Gay Talese wurde 1932 geboren, er arbeitete als Journalist, gab Zeitschriften heraus und vergrub sich meist jahrelang in die Recherche für seine Bücher. Fünf Jahre beschäftigte er sich mit der Familie des Mafiosi Salvatore Bill Bonanno, den er begleitete und immer wieder interviewte - 1971 erschien das Buch Honor thy Father, eine der ersten großen Reportagen über die Mafia.Auch für Du sollst begehren recherchierte er neun Jahre, probierte viel selbst aus, führte einen Massagesalon, besuchte Swingerclubs und Nudistencamps. Zahlreiche Menschen gewährten ihm Einblick in ihr Eheleben, erzählten über Affären, Treue und Untreue. Passen monogame Beziehungen und ein erfülltes Sexualleben zusammen? Talese suchte nach den Gründen für die sexuelle Revolution, die sich ab den 1950er Jahren in den USA entwickelte. Eine der wichtigsten Personen im Buch ist wohl Playboy-Gründer Hugh Hefner: 
Zitat: Als er im Sommer 1953 das Layout der ersten Playboy-Nummer entwarf, hatte er nicht die leiseste Ahnung, wieviele Männer seiner Generation die gleichen Träume und Sehnsüchte hatten. Er rechnete im Höchstfall mit 30.000 Interessenten, eine Schätzung, die er auch erst so hochgeschraubt hatte, nachdem es ihm gelungen war, die Abdruckrechte an einem berühmten Aktfoto von Marilyn Monroe zu erwerben. […] Rückblickend mögen die 500 Dollar, die das Forto gekostet hatte, als Schnäppchen erscheinen, doch Hefner war der einzige Interessent, […], vermutlich auch, weil er zum damaligen Zeitpunkt der Einzige war, der bereit war, das Risiko einzugehen, ein Magazin herauszubringen und darin ein ganzseitiges Farbfoto einer Schauspielerin abzudrucken, deren erotische Ausstrahlung weit über die Harmlosigkeiten hinausging, die das Publikum von den Aktmodellen der künstlerischen Fotozeitschriften gewohnt war. 

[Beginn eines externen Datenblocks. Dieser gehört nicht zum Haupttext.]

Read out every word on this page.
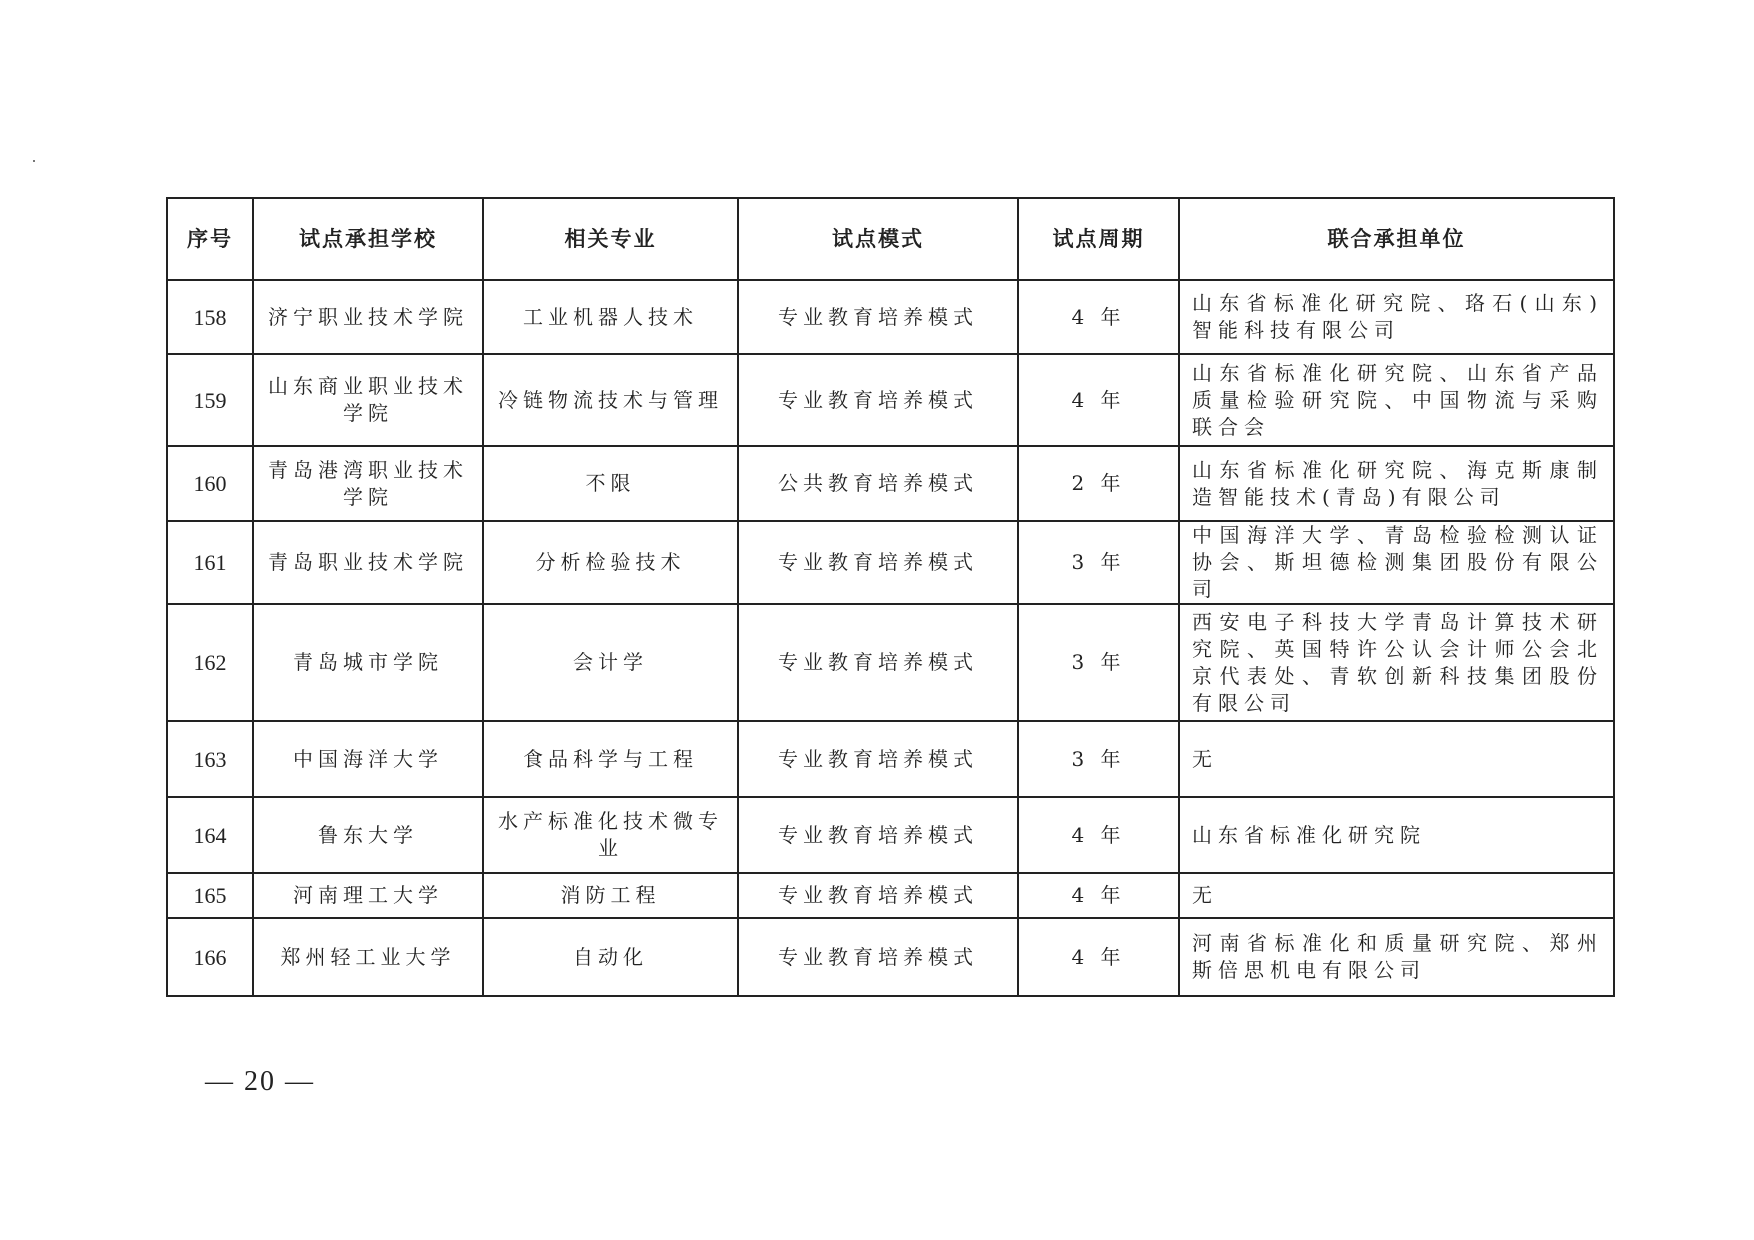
序号	试点承担学校	相关专业	试点模式	试点周期	联合承担单位
158	济宁职业技术学院	工业机器人技术	专业教育培养模式	4 年	山东省标准化研究院、珞石(山东)智能科技有限公司
159	山东商业职业技术学院	冷链物流技术与管理	专业教育培养模式	4 年	山东省标准化研究院、山东省产品质量检验研究院、中国物流与采购联合会
160	青岛港湾职业技术学院	不限	公共教育培养模式	2 年	山东省标准化研究院、海克斯康制造智能技术(青岛)有限公司
161	青岛职业技术学院	分析检验技术	专业教育培养模式	3 年	中国海洋大学、青岛检验检测认证协会、斯坦德检测集团股份有限公司
162	青岛城市学院	会计学	专业教育培养模式	3 年	西安电子科技大学青岛计算技术研究院、英国特许公认会计师公会北京代表处、青软创新科技集团股份有限公司
163	中国海洋大学	食品科学与工程	专业教育培养模式	3 年	无
164	鲁东大学	水产标准化技术微专业	专业教育培养模式	4 年	山东省标准化研究院
165	河南理工大学	消防工程	专业教育培养模式	4 年	无
166	郑州轻工业大学	自动化	专业教育培养模式	4 年	河南省标准化和质量研究院、郑州斯倍思机电有限公司
— 20 —
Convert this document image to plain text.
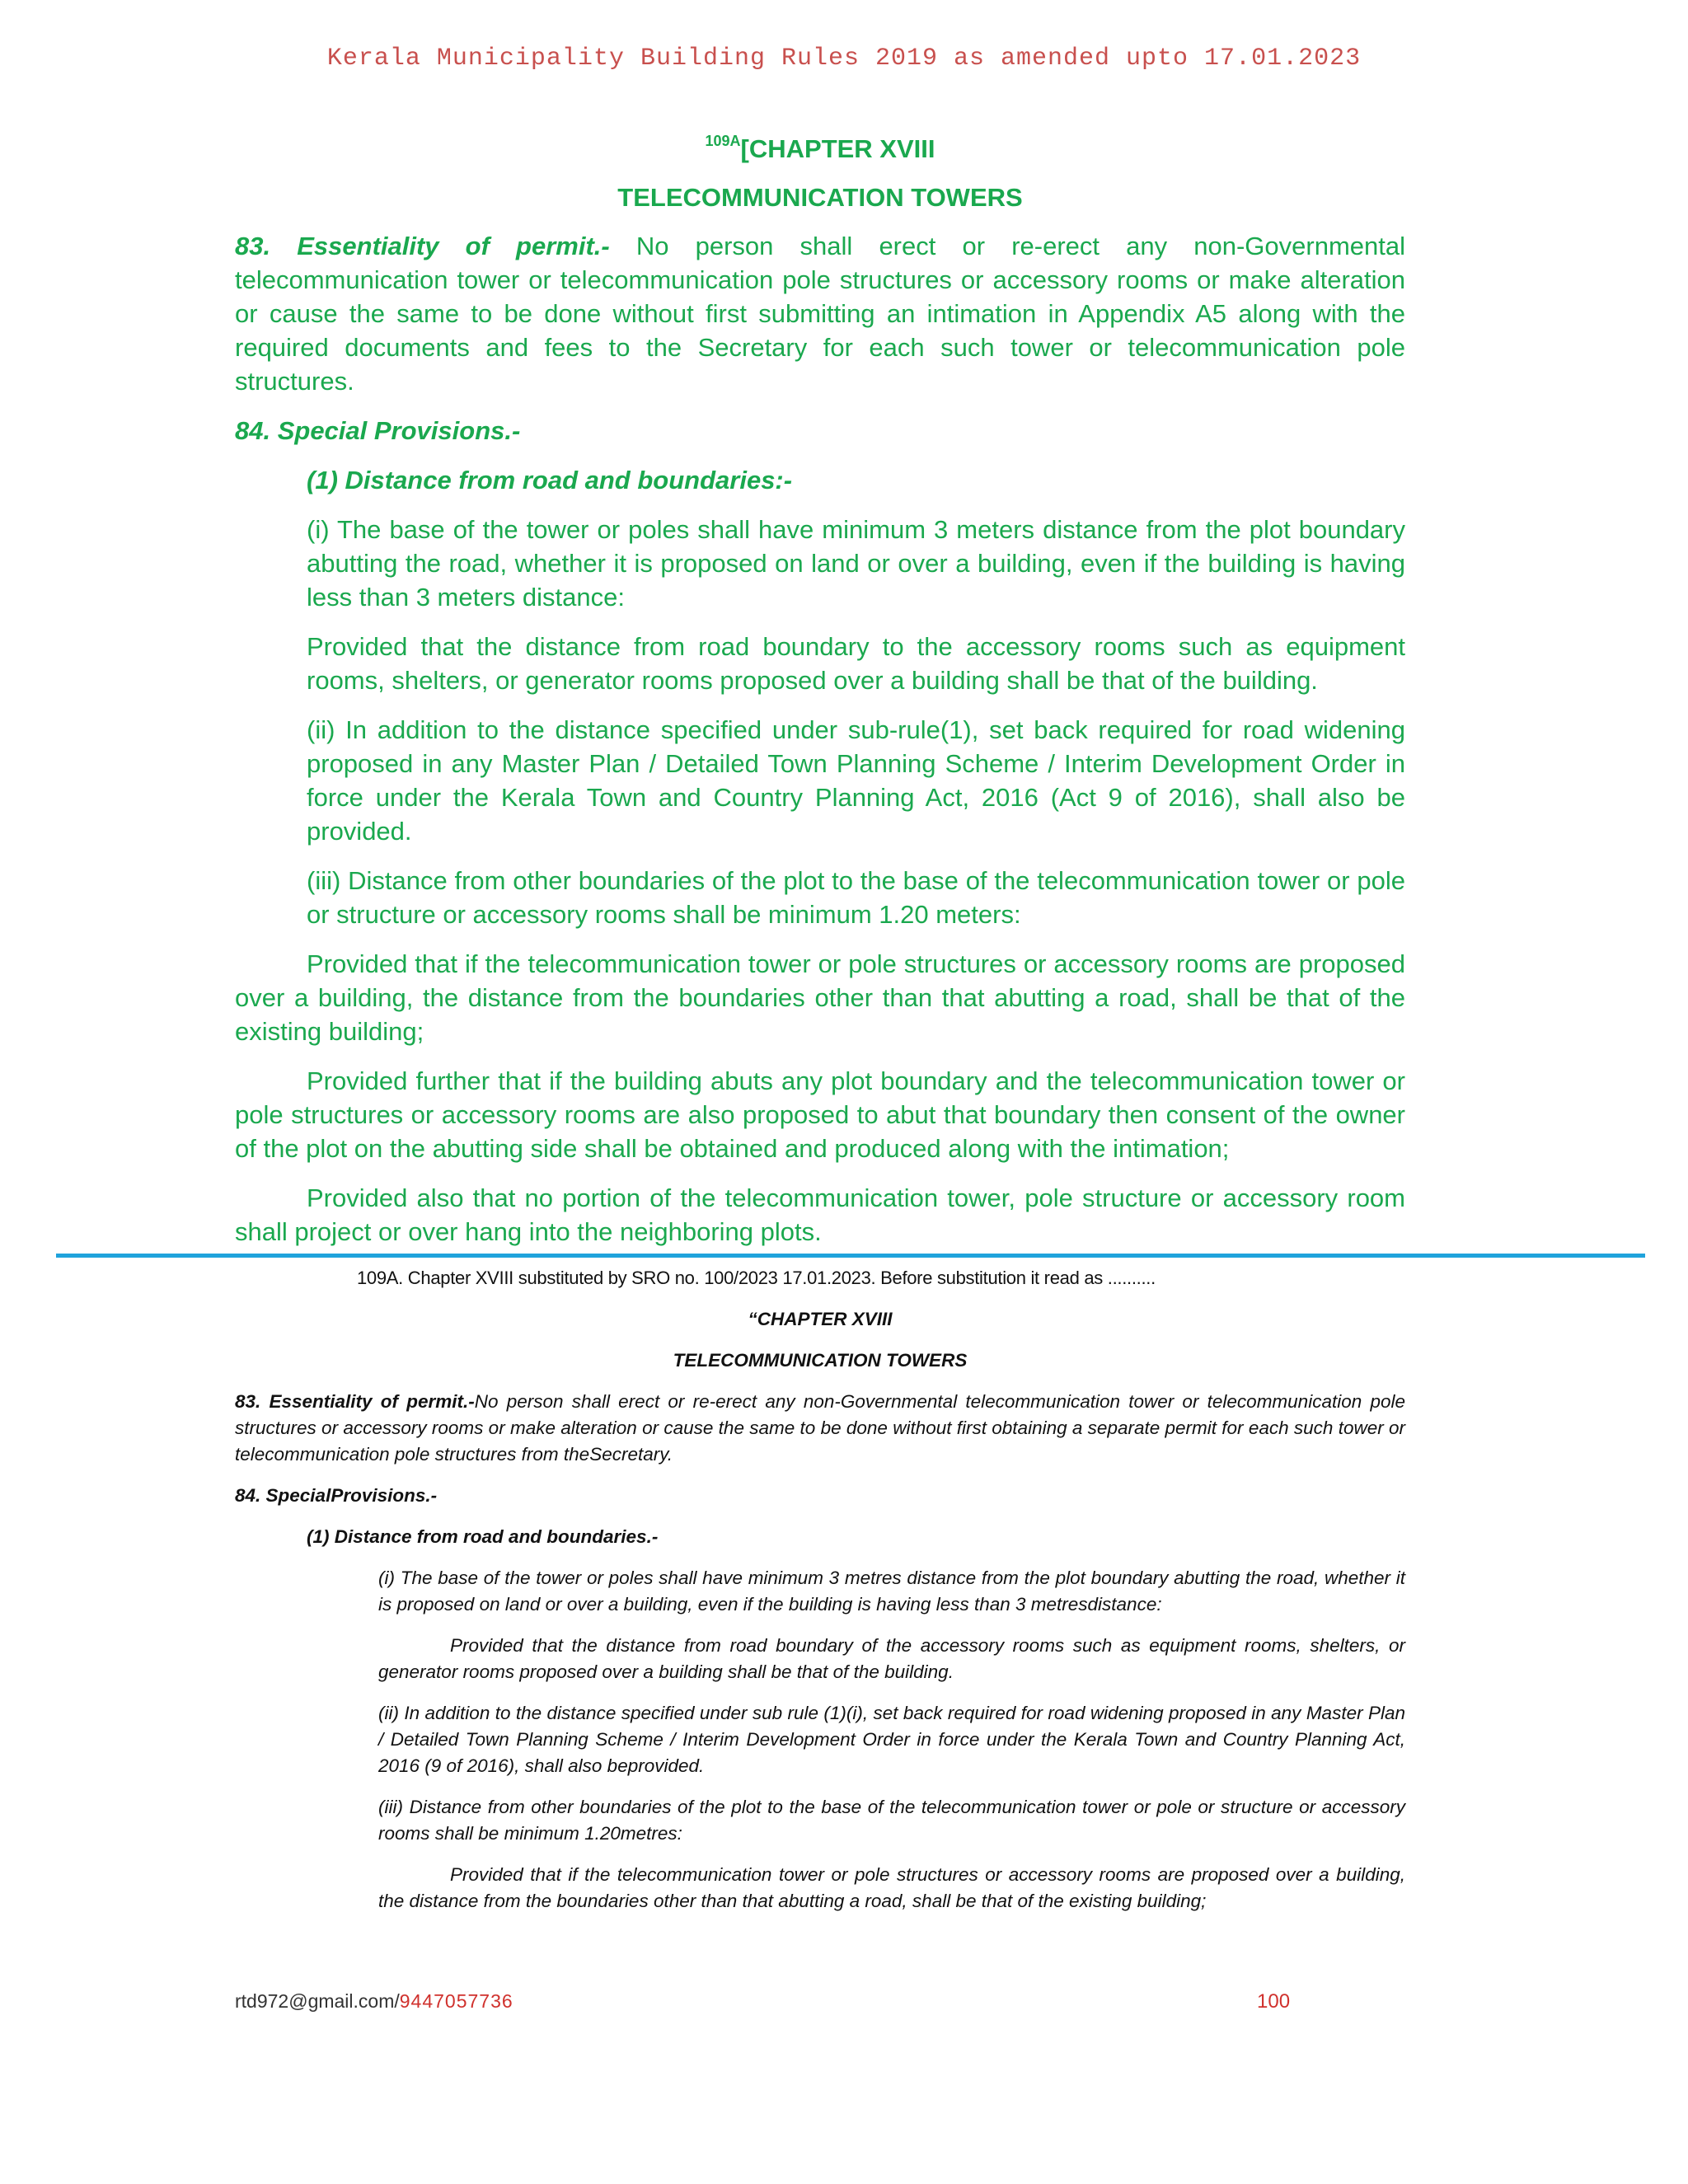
Kerala Municipality Building Rules 2019 as amended upto 17.01.2023
$^{109A}$[CHAPTER XVIII
TELECOMMUNICATION TOWERS
83. Essentiality of permit.- No person shall erect or re-erect any non-Governmental telecommunication tower or telecommunication pole structures or accessory rooms or make alteration or cause the same to be done without first submitting an intimation in Appendix A5 along with the required documents and fees to the Secretary for each such tower or telecommunication pole structures.
84. Special Provisions.-
(1) Distance from road and boundaries:-
(i) The base of the tower or poles shall have minimum 3 meters distance from the plot boundary abutting the road, whether it is proposed on land or over a building, even if the building is having less than 3 meters distance:
Provided that the distance from road boundary to the accessory rooms such as equipment rooms, shelters, or generator rooms proposed over a building shall be that of the building.
(ii) In addition to the distance specified under sub-rule(1), set back required for road widening proposed in any Master Plan / Detailed Town Planning Scheme / Interim Development Order in force under the Kerala Town and Country Planning Act, 2016 (Act 9 of 2016), shall also be provided.
(iii) Distance from other boundaries of the plot to the base of the telecommunication tower or pole or structure or accessory rooms shall be minimum 1.20 meters:
Provided that if the telecommunication tower or pole structures or accessory rooms are proposed over a building, the distance from the boundaries other than that abutting a road, shall be that of the existing building;
Provided further that if the building abuts any plot boundary and the telecommunication tower or pole structures or accessory rooms are also proposed to abut that boundary then consent of the owner of the plot on the abutting side shall be obtained and produced along with the intimation;
Provided also that no portion of the telecommunication tower, pole structure or accessory room shall project or over hang into the neighboring plots.
109A. Chapter XVIII substituted by SRO no. 100/2023 17.01.2023. Before substitution it read as ..........
“CHAPTER XVIII
TELECOMMUNICATION TOWERS
83. Essentiality of permit.-No person shall erect or re-erect any non-Governmental telecommunication tower or telecommunication pole structures or accessory rooms or make alteration or cause the same to be done without first obtaining a separate permit for each such tower or telecommunication pole structures from theSecretary.
84. SpecialProvisions.-
(1) Distance from road and boundaries.-
(i) The base of the tower or poles shall have minimum 3 metres distance from the plot boundary abutting the road, whether it is proposed on land or over a building, even if the building is having less than 3 metresdistance:
Provided that the distance from road boundary of the accessory rooms such as equipment rooms, shelters, or generator rooms proposed over a building shall be that of the building.
(ii) In addition to the distance specified under sub rule (1)(i), set back required for road widening proposed in any Master Plan / Detailed Town Planning Scheme / Interim Development Order in force under the Kerala Town and Country Planning Act, 2016 (9 of 2016), shall also beprovided.
(iii) Distance from other boundaries of the plot to the base of the telecommunication tower or pole or structure or accessory rooms shall be minimum 1.20metres:
Provided that if the telecommunication tower or pole structures or accessory rooms are proposed over a building, the distance from the boundaries other than that abutting a road, shall be that of the existing building;
rtd972@gmail.com/9447057736	100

Talese blickt zurück ins 19. Jahrhundert, auf die Sittengesetze und die puritanische Sichtweise eines Anthony Comstock; er erzählt aus dem Leben von Samuel Roth, der sich mutig gegen die Zensur von vor allem erotischer Literatur auflehnte; er  lässt Alex Comfort, den Autor des Bestsellers The Joy of Sex  seine ersten Erfahrungen im Gruppensex machen. Daneben begegnen dem Leser zahlreiche andere mehr oder weniger bekannte Persönlichkeiten, ein ausführliches Register am Ende des Buches macht es leicht, deren Lebenswege nachzuverfolgen.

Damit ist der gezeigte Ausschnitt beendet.